*Names in bold indicate Presenter
In this paper, we examine the wage trajectories of Virginia community college students, using unit-record transcript data from all 23 community colleges matched with quarterly Unemployment Insurance records from several states. Each student is tracked for at least seven years, including pre-enrollment, during-college, and post-credential wage observations. To explore wage trajectories as a growth process, we employ a multilevel growth curve modeling approach (MGCM). Under MGCM, individual students’ repeated measures of wage are modeled as a function of time, allowing for individual heterogeneity in growth trajectories and an examination of how these trajectories differ according to student characteristics (such as gender, race, age, or type of credential). To examine how trajectories shift as students enter and exit college, we employ piecewise MGCM, which allows each student’s growth estimate to vary across pre-enrollment, during-enrollment, and post-credential periods. We compare the wage trajectories of students who earned short-term certificates, long-term certificates, associate degrees, or transferred to earn a bachelor’s degree, compared to a base group of students who enrolled but later dropped out.

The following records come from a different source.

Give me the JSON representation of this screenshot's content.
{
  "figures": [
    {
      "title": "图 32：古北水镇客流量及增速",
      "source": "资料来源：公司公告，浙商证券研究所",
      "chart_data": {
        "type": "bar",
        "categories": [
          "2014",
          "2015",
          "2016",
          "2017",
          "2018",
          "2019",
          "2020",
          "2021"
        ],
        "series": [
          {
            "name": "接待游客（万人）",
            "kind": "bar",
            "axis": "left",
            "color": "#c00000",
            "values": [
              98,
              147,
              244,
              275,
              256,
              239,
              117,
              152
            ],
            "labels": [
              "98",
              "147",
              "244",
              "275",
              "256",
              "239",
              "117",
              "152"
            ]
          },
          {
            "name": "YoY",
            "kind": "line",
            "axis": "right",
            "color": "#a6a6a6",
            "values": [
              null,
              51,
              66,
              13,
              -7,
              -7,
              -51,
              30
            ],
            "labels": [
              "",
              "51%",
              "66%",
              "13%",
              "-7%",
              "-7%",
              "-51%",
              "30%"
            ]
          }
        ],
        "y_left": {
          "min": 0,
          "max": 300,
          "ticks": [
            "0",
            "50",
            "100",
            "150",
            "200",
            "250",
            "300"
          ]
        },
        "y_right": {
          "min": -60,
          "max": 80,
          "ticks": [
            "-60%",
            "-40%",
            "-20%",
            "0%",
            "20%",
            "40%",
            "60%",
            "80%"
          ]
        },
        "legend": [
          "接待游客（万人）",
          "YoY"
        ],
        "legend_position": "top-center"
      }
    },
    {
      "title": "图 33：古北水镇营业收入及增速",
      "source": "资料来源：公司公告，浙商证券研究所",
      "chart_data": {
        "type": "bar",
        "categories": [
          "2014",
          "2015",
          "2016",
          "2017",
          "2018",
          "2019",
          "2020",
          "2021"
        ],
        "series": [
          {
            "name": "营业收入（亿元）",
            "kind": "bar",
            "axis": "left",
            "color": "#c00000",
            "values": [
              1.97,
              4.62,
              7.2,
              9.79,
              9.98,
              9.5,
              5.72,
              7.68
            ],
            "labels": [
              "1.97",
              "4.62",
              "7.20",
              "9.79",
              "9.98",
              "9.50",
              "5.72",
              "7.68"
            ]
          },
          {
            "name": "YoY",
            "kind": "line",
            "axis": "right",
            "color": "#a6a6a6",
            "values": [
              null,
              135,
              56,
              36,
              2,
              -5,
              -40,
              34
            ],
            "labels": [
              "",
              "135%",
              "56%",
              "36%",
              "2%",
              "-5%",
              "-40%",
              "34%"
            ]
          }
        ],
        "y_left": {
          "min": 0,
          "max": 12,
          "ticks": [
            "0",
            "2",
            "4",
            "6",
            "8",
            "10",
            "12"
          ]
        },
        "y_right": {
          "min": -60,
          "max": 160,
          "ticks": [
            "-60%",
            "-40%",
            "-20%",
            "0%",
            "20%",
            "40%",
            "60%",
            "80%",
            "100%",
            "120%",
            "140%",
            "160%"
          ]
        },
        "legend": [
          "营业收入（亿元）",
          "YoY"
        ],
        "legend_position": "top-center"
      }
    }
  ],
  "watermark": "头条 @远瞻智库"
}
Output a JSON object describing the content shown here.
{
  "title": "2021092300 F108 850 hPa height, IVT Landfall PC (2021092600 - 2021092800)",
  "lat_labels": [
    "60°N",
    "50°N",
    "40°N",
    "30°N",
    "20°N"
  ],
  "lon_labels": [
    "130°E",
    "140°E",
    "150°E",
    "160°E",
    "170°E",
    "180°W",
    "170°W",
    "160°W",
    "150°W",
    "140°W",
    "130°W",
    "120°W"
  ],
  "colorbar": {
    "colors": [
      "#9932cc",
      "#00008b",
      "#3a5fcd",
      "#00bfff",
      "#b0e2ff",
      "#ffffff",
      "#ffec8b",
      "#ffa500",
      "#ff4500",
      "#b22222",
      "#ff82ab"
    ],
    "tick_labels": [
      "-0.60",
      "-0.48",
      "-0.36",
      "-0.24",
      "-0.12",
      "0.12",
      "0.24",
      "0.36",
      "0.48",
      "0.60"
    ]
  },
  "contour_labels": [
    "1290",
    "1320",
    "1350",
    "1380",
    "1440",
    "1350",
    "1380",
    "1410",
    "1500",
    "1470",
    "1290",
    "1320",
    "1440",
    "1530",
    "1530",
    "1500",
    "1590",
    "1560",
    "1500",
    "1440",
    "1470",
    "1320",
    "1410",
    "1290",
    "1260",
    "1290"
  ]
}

Consistent with previous research, we find stronger returns to longer-term degrees. However, the growth curve analysis approach reveals several important methodological considerations. First, credentials vary in the extent of their immediate wage jump, as well as in the extent to which they bend the wage growth curve upward. Thus, conclusions regarding which credentials have higher returns will vary according to a researcher’s selection of follow-up timeframe. Second, different types of students vary strongly in both their pre-college and during-college wage curves, indicating not only that students experience heterogeneous opportunity costs for college attendance, but also that the key “parallel growth” assumption underlying the individual fixed effects model may not hold. Third, the pre-college earnings of younger students seem to underrepresent their actual earning potential; as a result, an individual fixed effects approach would tend to exaggerate the returns to schooling for these students. Applying these insights, we discuss how standard methodological approaches to the estimation of labor market returns could be adjusted to allow for more accurate estimates.